Racquet technology is sometimes mentioned in discussions about court speed and death of S&V. But what do you think, are modern racquets too good?
I really don't know too much about last century's tennis. But at least in '90s, fastest surfaces had turned into acefests. And I think a reason to that was improved racquets. They enabled faster and more accurate serving. On the other hand, better racquets have obviously also helped in defence. If you are just able to hit the ball, you can control the shot better than previously. A common explanation for the extinction of S&V is that with modern racquets, it's easier to hit a good return and pass the guy on net.
If the racquets were worse, it would favour more skilled players. It would be more difficult for ballbashers to blow their opponents off the court. But it would be more difficult also for grinders, it would be difficult to return shots from defending position. And who would win? The creative shotmakers. For example, only the most skilled players would be able to serve so well that they would be able to come to net. The opponent could return the serve, but it would be difficult for him to pass the guy on net.
So, if they could go the former racquets, I think tennis would be more about skills. Fastest surfaces wouldn't anymore be acefests but S&V-fests. Clay would still favour good defending, but it would be easier to beat a defence-only player with skillful playing. I'd love if they could go to '80s racquets but I guess that would be too radical a move. It would be too difficult for players to adapt to that and big crowd wouldn't necessarily understand going backwards. But at least I wouldn't like the racquets to improve anymore, better racquets mean hitting requires less skill. And I don't think regulating racquets wouldn't be against the spirit of sport. For example, they regulate skis in Alpine skiing, and sometimes make regulation changes. Why couldn't tennis also regulate racquets more? Of course, racquet manufacturers wouldn't like that. Nowadays racquets are sold by their quality, spec racquets would be sold e.g. by their paintjob.
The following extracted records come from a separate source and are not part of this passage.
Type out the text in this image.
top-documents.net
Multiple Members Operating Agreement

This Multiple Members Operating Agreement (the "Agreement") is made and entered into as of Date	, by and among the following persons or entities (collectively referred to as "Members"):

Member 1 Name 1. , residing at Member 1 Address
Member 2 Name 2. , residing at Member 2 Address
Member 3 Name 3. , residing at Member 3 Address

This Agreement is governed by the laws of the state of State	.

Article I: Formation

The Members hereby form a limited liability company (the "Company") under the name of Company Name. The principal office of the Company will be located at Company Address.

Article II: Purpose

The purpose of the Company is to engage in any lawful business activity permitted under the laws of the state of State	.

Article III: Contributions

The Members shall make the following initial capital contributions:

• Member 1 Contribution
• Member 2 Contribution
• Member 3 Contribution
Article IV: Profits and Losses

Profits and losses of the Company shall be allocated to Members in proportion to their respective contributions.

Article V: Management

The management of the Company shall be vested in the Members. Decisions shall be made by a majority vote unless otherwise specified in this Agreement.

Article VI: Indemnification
I agree with practically everything you said there. But, that is not a strong enough reason to not let technology play its part. In any racquet sport(an argument could be made for any sport), with time the sport is going to be forced to evolve. As you said, better equipment facilitates better serving, better shot making, better defence etc. Better tennis, which is what everyone wants. Some of the hardcore tennis fans may want to see a technically better game and a more 'skillful' player(over defence and ball-bashing), but that is not what the average fan wants. The sport survives on the big crowd, not merely us hardcore fans. The average fan would not find the wooden racquet game very interesting. I don't really know anything about skiing, so I won't comment on that. But practically every sport evolves with time. The cricket bat, badminton/squash/table tennis racquet, football, etc. I would even go so far as to say that it would be foolish to not let technology take its due course.
The point you(and me for that matter) need to face is that the traditional definition of skill no longer holds. Good defence(a.k.a. grinding) is a skill now. Using the racquet technology to your advantage is a very important skill. If Nadal is able to use better strings to his advantage by generating more topspin than most players are used to, it is a skill which gives him an advantage over the others. It would be pointless to say that 'he couldn't do the same with a wooden racquet'.
If used in the right way, these better racquets actually expand the meaning of creative shot making. There are wider variety of shots possible now than with the wooden rackets.
While better racquets does mean hitting well requires lesser skill(in the traditional definition of skill), it does not mean the value of skill is lost. Most people would agree that Federer is a very 'skillful' player. From what I understand, the racquet he uses is of no where near the latest technology. So 'skill' is able to do well in todays game. In general, surely a more skillful player can outperform a less skillful player even today.